Like my title? I spent a while on it. Well, mostly just browsing for a premade gif that I liked and could use. Anyways, onto more pressing matters. Poor Sterling, my newest betta boy is suffering from a fishy virus. It causes him to have these cauliflower shaped bumps all over his gorgeous silver body.  Its causing me to worry that he was a bum purchase. And after all the effort I went to to get him (you don't wanna know *dark look*). Anyways, that's pretty much it for this entry. See ya next time!!​


----------



## veggiegirl (Nov 20, 2012)

Do you mean Lymphocystis? If so it is a viral infection that usually attacks fish when they are stressed. Although there is no known cure keeping your fish stress free will help the disease to run it's course. Keep water conditions good by providing him with and aquarium heater and regular water changes to keep ammonia and nitrite levels down.
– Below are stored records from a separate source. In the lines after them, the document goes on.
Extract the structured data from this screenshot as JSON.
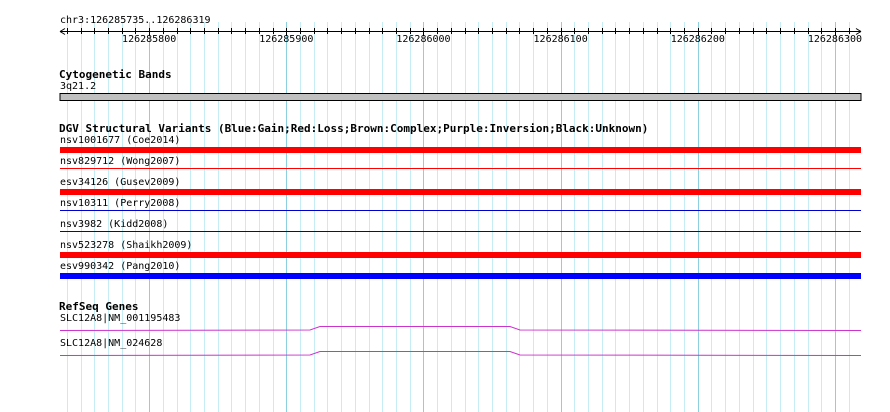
{
  "position_label": "chr3:126285735..126286319",
  "ruler": {
    "start": 126285735,
    "end": 126286319,
    "tick_labels": [
      "126285800",
      "126285900",
      "126286000",
      "126286100",
      "126286200",
      "126286300"
    ],
    "major_ticks": [
      126285800,
      126285900,
      126286000,
      126286100,
      126286200,
      126286300
    ]
  },
  "tracks": {
    "cytoband": {
      "title": "Cytogenetic Bands",
      "band_name": "3q21.2",
      "color": "#c0c0c0"
    },
    "dgv": {
      "title": "DGV Structural Variants (Blue:Gain;Red:Loss;Brown:Complex;Purple:Inversion;Black:Unknown)",
      "features": [
        {
          "label": "nsv1001677 (Coe2014)",
          "type": "loss",
          "color": "#ff0000",
          "weight": "thick"
        },
        {
          "label": "nsv829712 (Wong2007)",
          "type": "loss",
          "color": "#ff0000",
          "weight": "thin"
        },
        {
          "label": "esv34126 (Gusev2009)",
          "type": "loss",
          "color": "#ff0000",
          "weight": "thick"
        },
        {
          "label": "nsv10311 (Perry2008)",
          "type": "gain",
          "color": "#0000cc",
          "weight": "thin"
        },
        {
          "label": "nsv3982 (Kidd2008)",
          "type": "gain",
          "color": "#0000cc",
          "weight": "thin"
        },
        {
          "label": "nsv523278 (Shaikh2009)",
          "type": "loss",
          "color": "#ff0000",
          "weight": "thick"
        },
        {
          "label": "esv990342 (Pang2010)",
          "type": "gain",
          "color": "#0000ff",
          "weight": "thick"
        }
      ]
    },
    "refseq": {
      "title": "RefSeq Genes",
      "color": "#cc33cc",
      "genes": [
        {
          "label": "SLC12A8|NM_001195483"
        },
        {
          "label": "SLC12A8|NM_024628"
        }
      ]
    }
  }
}
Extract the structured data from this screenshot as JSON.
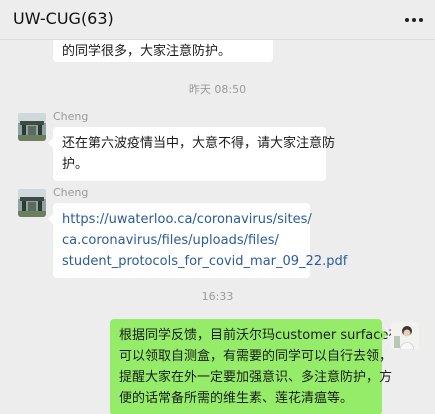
{
  "header": {
    "title": "UW-CUG(63)",
    "more_icon": "more-dots-icon"
  },
  "messages": {
    "clipped_text": "的同学很多，大家注意防护。",
    "time1": "昨天 08:50",
    "msg1": {
      "sender": "Cheng",
      "lines": [
        "还在第六波疫情当中，大意不得，请大家注意防",
        "护。"
      ]
    },
    "msg2": {
      "sender": "Cheng",
      "lines": [
        "https://uwaterloo.ca/coronavirus/sites/",
        "ca.coronavirus/files/uploads/files/",
        "student_protocols_for_covid_mar_09_22.pdf"
      ]
    },
    "time2": "16:33",
    "msg3": {
      "lines": [
        "根据同学反馈，目前沃尔玛customer surface有",
        "可以领取自测盒，有需要的同学可以自行去领，",
        "提醒大家在外一定要加强意识、多注意防护，方",
        "便的话常备所需的维生素、莲花清瘟等。"
      ]
    }
  },
  "colors": {
    "self_bubble": "#95ec69",
    "other_bubble": "#ffffff",
    "background": "#ededed",
    "link": "#2a5c9a"
  }
}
Fish with Lymphocystis are prone to secondary bacterial infections so keeping his tank clean through regular water changes will keep harmful bacteria levels low and help to prevent any secondary infections. I would keep Indian Almond leaf in his water because it prevents stress, has natural anti-bacterial properties and in general bettas love it so it would be very beneficial to your guy.

Don't give up, if your guy can make it through once the virus has run it's course he should be fine


----------